The Student Association Senate approved first-year senators’ recommendations for officials to increase social activities and academic support for the freshman class, like increased guidance about available resources for freshmen, at its first meeting of the semester Monday.
Three first-year SA senators presented feedback from more than 300 freshmen, collected through a survey and a town hall last semester, that they are largely unaware of available “University-wide resources” and feel a lack of connection to the University in taking online courses. Senators also voted to convert the current first-year seats to undergraduate-at-large seats to permit those senators voting rights and set guidelines for SA members’ use of electronic platforms and social media for purposes like advocacy efforts.
Senators recommended officials improve the “first-year undergraduate experience” by creating and publicizing instructional videos on how to use campus services, create programming to “bring first-year students together” at least once a month in the spring semester and host at least one town hall in the spring dedicated to freshmen, according to the legislation.
SA Sen. Charlene Richards, U-at-Large and a co-sponsor of the resolution, said a common thread of challenges for freshmen appeared to be accessing certain University resources because they are not aware the resources are available. She said responses also stressed a lack of connection to GW, and she recommended that officials attempt to increase the role of the freshman class in “plans and decisions made by the University.”
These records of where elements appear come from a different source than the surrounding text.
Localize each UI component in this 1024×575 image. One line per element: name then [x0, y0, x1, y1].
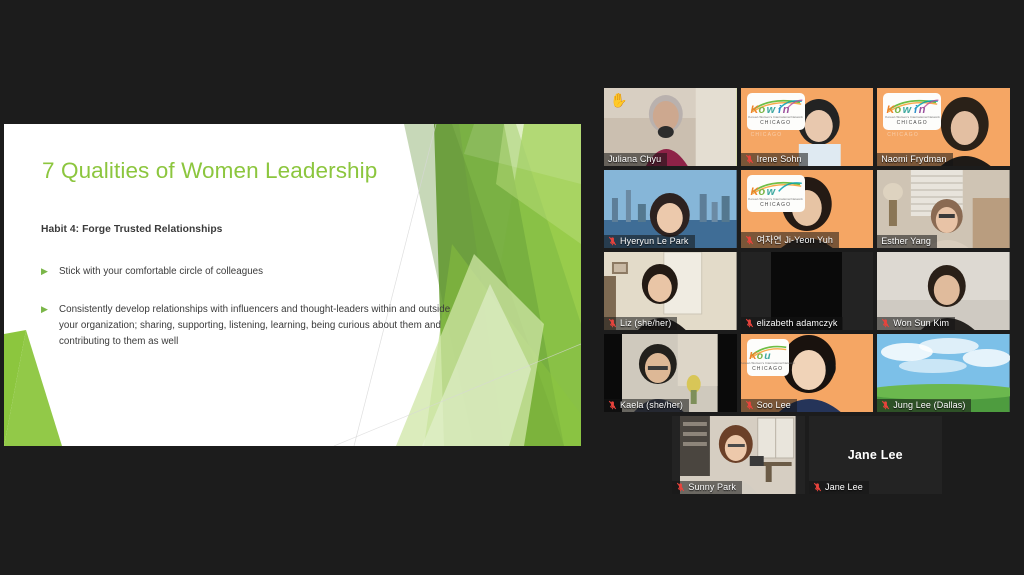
shared-screen-region[interactable]: 7 Qualities of Women Leadership Habit 4:… — [0, 120, 585, 450]
gallery-row: Sunny Park Jane Lee Jane Lee — [604, 416, 1010, 494]
participant-tile[interactable]: Won Sun Kim — [877, 252, 1010, 330]
participant-name: Soo Lee — [757, 400, 791, 410]
participant-tile[interactable]: K o w i n Korean Women's International N… — [877, 88, 1010, 166]
participant-name: Won Sun Kim — [893, 318, 949, 328]
slide-bullet-item: ▶ Stick with your comfortable circle of … — [41, 264, 461, 280]
kowin-wordmark-icon: K o w — [747, 181, 805, 196]
kowin-wordmark-icon: K o w i n — [747, 99, 805, 114]
participant-tile[interactable]: Liz (she/her) — [604, 252, 737, 330]
zoom-meeting-window: 7 Qualities of Women Leadership Habit 4:… — [0, 0, 1024, 575]
participant-nameplate: Naomi Frydman — [877, 153, 952, 166]
kowin-wordmark-icon: K o w i n — [883, 99, 941, 114]
participant-name: Liz (she/her) — [620, 318, 671, 328]
participant-nameplate: Jane Lee — [809, 481, 869, 494]
participant-nameplate: Hyeryun Le Park — [604, 235, 695, 248]
participant-nameplate: Soo Lee — [741, 399, 797, 412]
gallery-row: Liz (she/her) elizabeth adamczyk — [604, 252, 1010, 330]
svg-text:n: n — [919, 104, 926, 114]
participant-tile[interactable]: Sunny Park — [672, 416, 805, 494]
participant-tile[interactable]: K o u Korean Women's International Netwo… — [741, 334, 874, 412]
participant-gallery: ✋ Juliana Chyu — [604, 88, 1010, 498]
raised-hand-icon: ✋ — [610, 93, 627, 107]
kowin-logo: K o w i n Korean Women's International N… — [883, 93, 941, 130]
slide-bullet-text: Stick with your comfortable circle of co… — [59, 264, 263, 280]
kowin-logo: K o w Korean Women's International Netwo… — [747, 175, 805, 212]
participant-tile[interactable]: Jung Lee (Dallas) — [877, 334, 1010, 412]
participant-nameplate: Kaela (she/her) — [604, 399, 689, 412]
gallery-row: Hyeryun Le Park K — [604, 170, 1010, 248]
participant-tile[interactable]: Kaela (she/her) — [604, 334, 737, 412]
participant-tile[interactable]: K o w Korean Women's International Netwo… — [741, 170, 874, 248]
participant-tile[interactable]: Jane Lee Jane Lee — [809, 416, 942, 494]
microphone-muted-icon — [608, 400, 617, 410]
kowin-city-label: CHICAGO — [760, 120, 791, 126]
microphone-muted-icon — [745, 154, 754, 164]
participant-name: Sunny Park — [688, 482, 736, 492]
microphone-muted-icon — [608, 236, 617, 246]
participant-nameplate: Irene Sohn — [741, 153, 808, 166]
microphone-muted-icon — [881, 318, 890, 328]
participant-nameplate: Won Sun Kim — [877, 317, 955, 330]
kowin-logo: K o u Korean Women's International Netwo… — [747, 339, 789, 376]
svg-text:n: n — [783, 104, 790, 114]
kowin-ghost-label: CHICAGO — [887, 132, 919, 138]
participant-tile[interactable]: elizabeth adamczyk — [741, 252, 874, 330]
kowin-logo: K o w i n Korean Women's International N… — [747, 93, 805, 130]
participant-name: Juliana Chyu — [608, 154, 661, 164]
participant-tile[interactable]: Esther Yang — [877, 170, 1010, 248]
slide-subtitle: Habit 4: Forge Trusted Relationships — [41, 224, 222, 235]
microphone-muted-icon — [813, 482, 822, 492]
participant-name: Naomi Frydman — [881, 154, 946, 164]
microphone-muted-icon — [676, 482, 685, 492]
gallery-row: ✋ Juliana Chyu — [604, 88, 1010, 166]
participant-nameplate: elizabeth adamczyk — [741, 317, 844, 330]
participant-name: Kaela (she/her) — [620, 400, 683, 410]
participant-nameplate: Sunny Park — [672, 481, 742, 494]
participant-nameplate: 여자연 Ji-Yeon Yuh — [741, 232, 839, 248]
slide-bullet-text: Consistently develop relationships with … — [59, 302, 461, 350]
participant-nameplate: Jung Lee (Dallas) — [877, 399, 971, 412]
svg-text:i: i — [778, 104, 782, 114]
presentation-slide: 7 Qualities of Women Leadership Habit 4:… — [4, 124, 581, 446]
participant-nameplate: Liz (she/her) — [604, 317, 677, 330]
participant-name: Jane Lee — [825, 482, 863, 492]
microphone-muted-icon — [745, 235, 754, 245]
kowin-city-label: CHICAGO — [897, 120, 928, 126]
microphone-muted-icon — [745, 318, 754, 328]
svg-text:i: i — [914, 104, 918, 114]
kowin-ghost-label: CHICAGO — [751, 132, 783, 138]
kowin-subtitle: Korean Women's International Network — [741, 361, 795, 365]
svg-text:o: o — [895, 104, 902, 114]
kowin-city-label: CHICAGO — [752, 366, 783, 372]
slide-title: 7 Qualities of Women Leadership — [42, 158, 377, 184]
kowin-wordmark-icon: K o u — [747, 345, 787, 360]
participant-nameplate: Juliana Chyu — [604, 153, 667, 166]
svg-text:o: o — [758, 186, 765, 196]
participant-tile[interactable]: K o w i n Korean Women's International N… — [741, 88, 874, 166]
kowin-subtitle: Korean Women's International Network — [748, 115, 802, 119]
svg-text:o: o — [757, 351, 763, 360]
kowin-city-label: CHICAGO — [760, 202, 791, 208]
kowin-subtitle: Korean Women's International Network — [748, 197, 802, 201]
microphone-muted-icon — [881, 400, 890, 410]
participant-tile[interactable]: ✋ Juliana Chyu — [604, 88, 737, 166]
slide-bullet-item: ▶ Consistently develop relationships wit… — [41, 302, 461, 350]
bullet-triangle-icon: ▶ — [41, 302, 59, 350]
bullet-triangle-icon: ▶ — [41, 264, 59, 280]
microphone-muted-icon — [608, 318, 617, 328]
participant-name: Hyeryun Le Park — [620, 236, 689, 246]
svg-text:w: w — [903, 104, 913, 114]
participant-nameplate: Esther Yang — [877, 235, 937, 248]
participant-name: Jung Lee (Dallas) — [893, 400, 965, 410]
svg-text:w: w — [766, 104, 776, 114]
participant-name: 여자연 Ji-Yeon Yuh — [757, 233, 833, 246]
kowin-subtitle: Korean Women's International Network — [885, 115, 939, 119]
participant-name: elizabeth adamczyk — [757, 318, 838, 328]
participant-name: Irene Sohn — [757, 154, 802, 164]
svg-text:u: u — [765, 351, 772, 360]
participant-tile[interactable]: Hyeryun Le Park — [604, 170, 737, 248]
gallery-row: Kaela (she/her) K — [604, 334, 1010, 412]
svg-text:o: o — [758, 104, 765, 114]
slide-bullet-list: ▶ Stick with your comfortable circle of … — [41, 264, 461, 371]
svg-text:w: w — [766, 186, 776, 196]
participant-name: Esther Yang — [881, 236, 931, 246]
microphone-muted-icon — [745, 400, 754, 410]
“To address these concerns, a few of our recommendations in the senate resolution focus on increasing direct communication between University leadership and students as well as finding a space for current first-year undergraduate students in the future return to campus and orientation plans,” Richards said.
SA Sen. Jack Bloom, U-at-Large and the sponsor of the resolution, said the legislation “formally acknowledges” challenges freshmen experienced during the virtual fall semester.
The senate also voted to add updated language to the SA’s governing bylaws, regarding senate members’ use of technology to advocate for issues in the community and who is responsible for managing the SA’s virtual platforms. The legislation comes after SA President Howard Brookins apologized on behalf of the executive branch for sharing an Instagram post indicating support for Armenia in a war with neighboring Azerbaijan.
SA Sen. Yan Xu, U-at-Large and the sponsor of the act, said the guidelines in the resolution allow senators to collaborate with one another through virtual communication methods. The legislation specifically outlines eight permitted uses of the SA’s social media for purposes like advocacy and awareness efforts, responding to questions from community members and updating the public on SA achievements.
The SA’s vice president for public affairs will “open and manage electronic communication accounts” and hold all usernames and passwords for SA “channels,” according to the legislation. The public affairs vice president and “authorized appointees” can also take down any social media posts or comments on behalf of the SA if they do not abide by the guidelines of the SA’s governing documents, the legislation states.
“Last semester, a repost on the SA Instagram about the Armenia and Azerbaijan conflict let us see the importance of proving outlines for SA electronic communication forms and usage,” Xu said.
Senators also approved Hannah Clayton, the body’s director of the arts, onto the Faculty Senate’s libraries committee and confirmed SA Sen. Jovawn McNeil, ESIA-U, onto the Joint Committee of Faculty and Students – a committee of seven SA representatives and seven faculty members that focuses on academic affairs issues.
SA Executive Vice President Brandon Hill presented the SA’s mid-year report, highlighting actions from the body during the first half of their term, like the SA’s donation of $70,000 to the GW Cares fund. He added that the senate had passed 14 resolutions and 12 bills by the end of the fall semester, which amounts to 157 pages of legislation – more than double the amount by last year’s senate.